The Joe Louis Greenway is a 27.5 mi urban greenway in Detroit, Michigan, designed to connect neighborhoods, parks, commercial corridors, and public spaces. Named after heavyweight boxing champion Joe Louis, a Detroit native, the Greenway is intended to support walking, biking, transit use, and other non-motorized forms of transportation while promoting equity, economic development, and environmental sustainability.

== Overview ==
The Joe Louis Greenway is a multi-use path that will link more than 23 Detroit neighborhoods with nearby cities including Hamtramck, Highland Park, and Dearborn. It connects to existing trails like the Dequindre Cut, Detroit Riverwalk, and Southwest Greenway, creating a continuous loop that spans the city.

When completed, the Greenway will provide access to recreational spaces, employment centers, schools, and transit systems, while addressing long-standing disinvestment in parts of Detroit, particularly in historically underserved Black and working-class communities.

== History ==

=== Origins ===
The concept for a citywide greenway began in the early 2000s as part of Detroit’s broader push to revitalize public spaces and non-motorized transportation infrastructure. The idea gained momentum with support from local advocacy groups and urban planners.

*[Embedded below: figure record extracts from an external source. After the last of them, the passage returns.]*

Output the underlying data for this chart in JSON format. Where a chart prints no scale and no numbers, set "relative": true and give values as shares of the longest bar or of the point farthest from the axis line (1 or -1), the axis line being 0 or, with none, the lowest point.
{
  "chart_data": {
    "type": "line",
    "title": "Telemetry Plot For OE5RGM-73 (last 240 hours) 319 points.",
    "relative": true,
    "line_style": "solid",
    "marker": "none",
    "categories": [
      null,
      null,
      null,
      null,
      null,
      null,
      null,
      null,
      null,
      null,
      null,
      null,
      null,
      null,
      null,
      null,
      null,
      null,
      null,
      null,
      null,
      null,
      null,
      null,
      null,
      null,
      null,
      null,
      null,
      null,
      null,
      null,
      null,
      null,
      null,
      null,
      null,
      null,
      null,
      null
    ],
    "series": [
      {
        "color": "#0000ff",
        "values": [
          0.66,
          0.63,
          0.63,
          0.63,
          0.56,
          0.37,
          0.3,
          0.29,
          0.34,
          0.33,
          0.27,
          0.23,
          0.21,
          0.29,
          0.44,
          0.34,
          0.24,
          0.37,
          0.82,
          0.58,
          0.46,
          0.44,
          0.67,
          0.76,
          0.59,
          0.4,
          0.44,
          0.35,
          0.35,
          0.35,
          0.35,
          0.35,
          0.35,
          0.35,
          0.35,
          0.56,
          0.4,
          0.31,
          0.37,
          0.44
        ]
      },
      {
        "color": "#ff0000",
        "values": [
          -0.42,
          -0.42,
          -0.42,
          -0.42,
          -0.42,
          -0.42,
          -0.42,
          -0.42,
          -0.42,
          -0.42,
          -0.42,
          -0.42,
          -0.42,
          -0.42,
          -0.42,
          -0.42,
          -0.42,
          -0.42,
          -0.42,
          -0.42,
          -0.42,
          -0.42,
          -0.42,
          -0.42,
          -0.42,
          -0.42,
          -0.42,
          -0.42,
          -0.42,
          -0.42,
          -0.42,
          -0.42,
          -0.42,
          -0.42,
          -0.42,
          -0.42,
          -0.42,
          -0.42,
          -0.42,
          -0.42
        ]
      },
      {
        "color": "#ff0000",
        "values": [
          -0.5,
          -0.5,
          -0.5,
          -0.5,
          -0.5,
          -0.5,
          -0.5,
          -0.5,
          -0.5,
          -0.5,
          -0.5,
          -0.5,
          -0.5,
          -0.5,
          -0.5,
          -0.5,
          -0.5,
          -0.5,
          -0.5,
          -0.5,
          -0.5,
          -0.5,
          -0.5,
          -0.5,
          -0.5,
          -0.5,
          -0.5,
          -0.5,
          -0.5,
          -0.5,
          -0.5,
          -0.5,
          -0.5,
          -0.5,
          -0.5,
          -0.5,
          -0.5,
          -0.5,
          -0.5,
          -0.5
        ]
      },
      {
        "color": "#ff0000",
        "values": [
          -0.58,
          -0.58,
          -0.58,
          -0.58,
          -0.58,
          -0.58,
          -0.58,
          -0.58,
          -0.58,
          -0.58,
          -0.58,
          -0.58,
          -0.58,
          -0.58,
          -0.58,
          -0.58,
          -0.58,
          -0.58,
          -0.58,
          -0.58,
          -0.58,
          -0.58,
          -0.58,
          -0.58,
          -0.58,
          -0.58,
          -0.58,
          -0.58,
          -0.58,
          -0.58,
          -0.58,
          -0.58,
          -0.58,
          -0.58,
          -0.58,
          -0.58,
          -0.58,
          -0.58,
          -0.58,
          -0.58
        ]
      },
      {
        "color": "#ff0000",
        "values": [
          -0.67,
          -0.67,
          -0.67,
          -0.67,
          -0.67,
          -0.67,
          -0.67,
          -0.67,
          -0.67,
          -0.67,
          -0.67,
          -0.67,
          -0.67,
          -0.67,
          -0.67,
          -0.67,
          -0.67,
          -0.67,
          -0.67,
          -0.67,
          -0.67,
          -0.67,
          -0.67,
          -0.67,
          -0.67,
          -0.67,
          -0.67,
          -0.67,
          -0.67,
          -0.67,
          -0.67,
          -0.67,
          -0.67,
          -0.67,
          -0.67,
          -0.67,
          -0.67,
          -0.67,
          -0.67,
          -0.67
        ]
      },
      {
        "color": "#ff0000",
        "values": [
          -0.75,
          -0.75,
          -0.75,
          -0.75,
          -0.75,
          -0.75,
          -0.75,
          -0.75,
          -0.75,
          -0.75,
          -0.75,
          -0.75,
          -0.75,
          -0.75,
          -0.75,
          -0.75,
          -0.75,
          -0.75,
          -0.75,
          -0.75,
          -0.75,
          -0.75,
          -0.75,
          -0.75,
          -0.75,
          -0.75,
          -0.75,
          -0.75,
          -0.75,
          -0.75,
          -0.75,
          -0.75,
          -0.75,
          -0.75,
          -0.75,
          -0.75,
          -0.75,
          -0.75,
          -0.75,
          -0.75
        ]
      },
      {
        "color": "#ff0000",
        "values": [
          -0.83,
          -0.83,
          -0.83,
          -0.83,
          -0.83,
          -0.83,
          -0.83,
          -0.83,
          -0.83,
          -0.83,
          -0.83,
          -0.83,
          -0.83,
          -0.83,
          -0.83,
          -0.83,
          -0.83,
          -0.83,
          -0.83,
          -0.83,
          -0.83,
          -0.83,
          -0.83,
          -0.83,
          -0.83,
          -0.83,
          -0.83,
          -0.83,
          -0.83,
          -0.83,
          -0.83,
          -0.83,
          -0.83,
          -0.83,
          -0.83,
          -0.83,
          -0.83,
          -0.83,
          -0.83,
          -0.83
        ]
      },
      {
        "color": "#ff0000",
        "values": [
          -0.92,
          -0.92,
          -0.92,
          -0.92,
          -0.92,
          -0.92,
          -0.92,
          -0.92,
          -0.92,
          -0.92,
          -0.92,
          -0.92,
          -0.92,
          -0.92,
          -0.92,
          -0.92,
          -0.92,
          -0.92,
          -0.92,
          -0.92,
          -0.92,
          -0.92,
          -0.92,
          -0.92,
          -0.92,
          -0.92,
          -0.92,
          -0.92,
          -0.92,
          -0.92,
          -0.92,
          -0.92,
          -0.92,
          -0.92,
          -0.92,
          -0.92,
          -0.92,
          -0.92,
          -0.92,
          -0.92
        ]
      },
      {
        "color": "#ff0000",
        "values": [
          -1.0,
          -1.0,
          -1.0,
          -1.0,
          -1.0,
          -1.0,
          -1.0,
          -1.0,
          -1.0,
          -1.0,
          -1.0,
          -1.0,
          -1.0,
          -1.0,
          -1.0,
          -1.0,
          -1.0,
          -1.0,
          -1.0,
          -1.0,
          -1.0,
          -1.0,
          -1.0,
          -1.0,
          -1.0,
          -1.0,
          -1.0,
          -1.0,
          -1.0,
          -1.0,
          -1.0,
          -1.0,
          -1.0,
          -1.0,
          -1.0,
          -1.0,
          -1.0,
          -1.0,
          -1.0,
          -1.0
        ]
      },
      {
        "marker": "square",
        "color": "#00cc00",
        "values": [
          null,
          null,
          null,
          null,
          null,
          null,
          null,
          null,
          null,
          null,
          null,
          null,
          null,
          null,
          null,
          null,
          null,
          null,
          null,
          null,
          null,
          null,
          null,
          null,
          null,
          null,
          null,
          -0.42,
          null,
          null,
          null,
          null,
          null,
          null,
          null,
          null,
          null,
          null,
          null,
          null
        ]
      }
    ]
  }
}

=== Naming and Expansion ===
In 2017, the trail was officially renamed the Joe Louis Greenway to honor the iconic boxer and symbolize unity and resilience. Joe Louis, known as the “Brown Bomber,” was a celebrated figure not just in sports but also in the civil rights movement.

The city acquired a key 7.5-mile abandoned Conrail railroad corridor in 2019, paving the way for major construction. The Greenway's design includes stormwater infrastructure, public art, lighting, and safety features.

== Development and construction ==
The project is being developed in phases:

- Phase 1 began construction in 2021, focusing on the northeast segment between McNichols Road and Warren Avenue.
- Phase 2 will extend westward through Highland Park and beyond.
- Full completion is expected by the early 2030s, depending on funding and logistics.

The Greenway is being built using a mix of public funds (local, state, and federal), private donations, and philanthropic support.